Donita admitted that the fear of “what if” kept her from going back for a while. She looked at the letter every day for a month before she made the decision to go. Due to her family history with breast cancer and the rapid speed in which the lump (s) were growing, BCW referred Donita to another facility to get advanced tests and screenings. She was monitored over a span of 12 months and finally told that the lumps found were all benign. Once she was cleared, she asked to transfer back to BCW. She wanted to go “home.”

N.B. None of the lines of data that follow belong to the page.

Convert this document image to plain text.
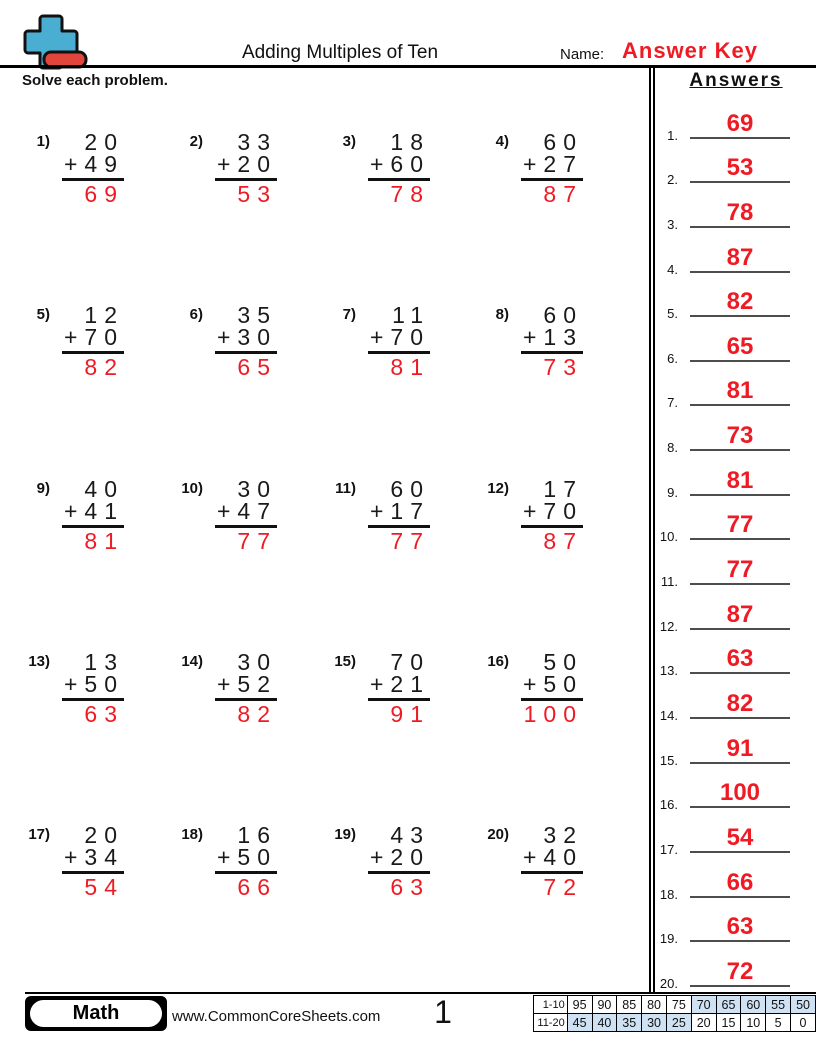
Adding Multiples of Ten	Name: Answer Key
Solve each problem.
1)	20
+49
69
2)	33
+20
53
3)	18
+60
78
4)	60
+27
87
5)	12
+70
82
6)	35
+30
65
7)	11
+70
81
8)	60
+13
73
9)	40
+41
81
10)	30
+47
77
11)	60
+17
77
12)	17
+70
87
13)	13
+50
63
14)	30
+52
82
15)	70
+21
91
16)	50
+50
100
17)	20
+34
54
18)	16
+50
66
19)	43
+20
63
20)	32
+40
72
Answers
1.	69
2.	53
3.	78
4.	87
5.	82
6.	65
7.	81
8.	73
9.	81
10.	77
11.	77
12.	87
13.	63
14.	82
15.	91
16.	100
17.	54
18.	66
19.	63
20.	72
Math	www.CommonCoreSheets.com	1	1-10	95	90	85	80	75	70	65	60	55	50
11-20	45	40	35	30	25	20	15	10	5	0
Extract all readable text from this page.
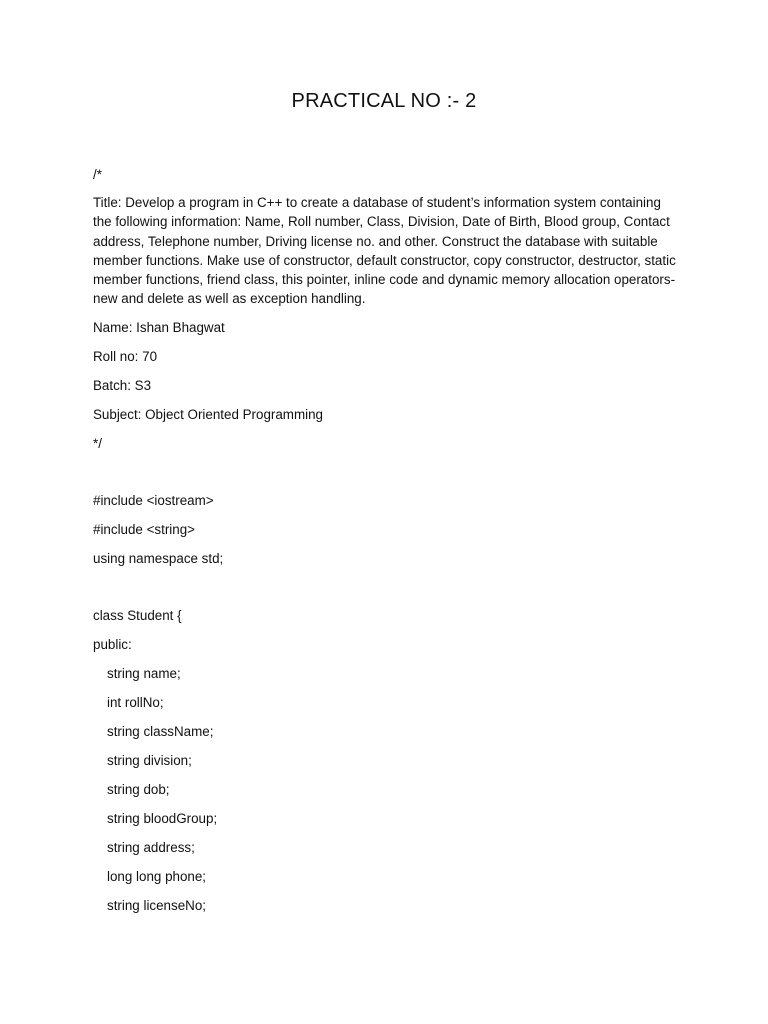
PRACTICAL NO :- 2

/*

Title: Develop a program in C++ to create a database of student’s information system containing the following information: Name, Roll number, Class, Division, Date of Birth, Blood group, Contact address, Telephone number, Driving license no. and other. Construct the database with suitable member functions. Make use of constructor, default constructor, copy constructor, destructor, static member functions, friend class, this pointer, inline code and dynamic memory allocation operators-new and delete as well as exception handling.

Name: Ishan Bhagwat

Roll no: 70

Batch: S3

Subject: Object Oriented Programming

*/

#include <iostream>

#include <string>

using namespace std;

class Student {

public:

string name;

int rollNo;

string className;

string division;

string dob;

string bloodGroup;

string address;

long long phone;

string licenseNo;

“I wanted to be transferred back because I felt like the staff at BCW knew me,” she said. “It felt like a family and I wanted my follow-up appointments to happen there.”
Donita became such a familiar face at Conway Health and Resource Center that she was encouraged to apply for a position within BCW. Now, as BCW’s Outreach Specialist, Donita has the distinct responsibility and pleasure of spreading her story and awareness about breast care to thousands of women and men across the District. She is always most excited to do so in her own neighborhood, Ward 8.
“I want to be the voice of reason for women, especially those east of the river, about their breast health. I want women and younger people to know breast cancer is not a death sentence.”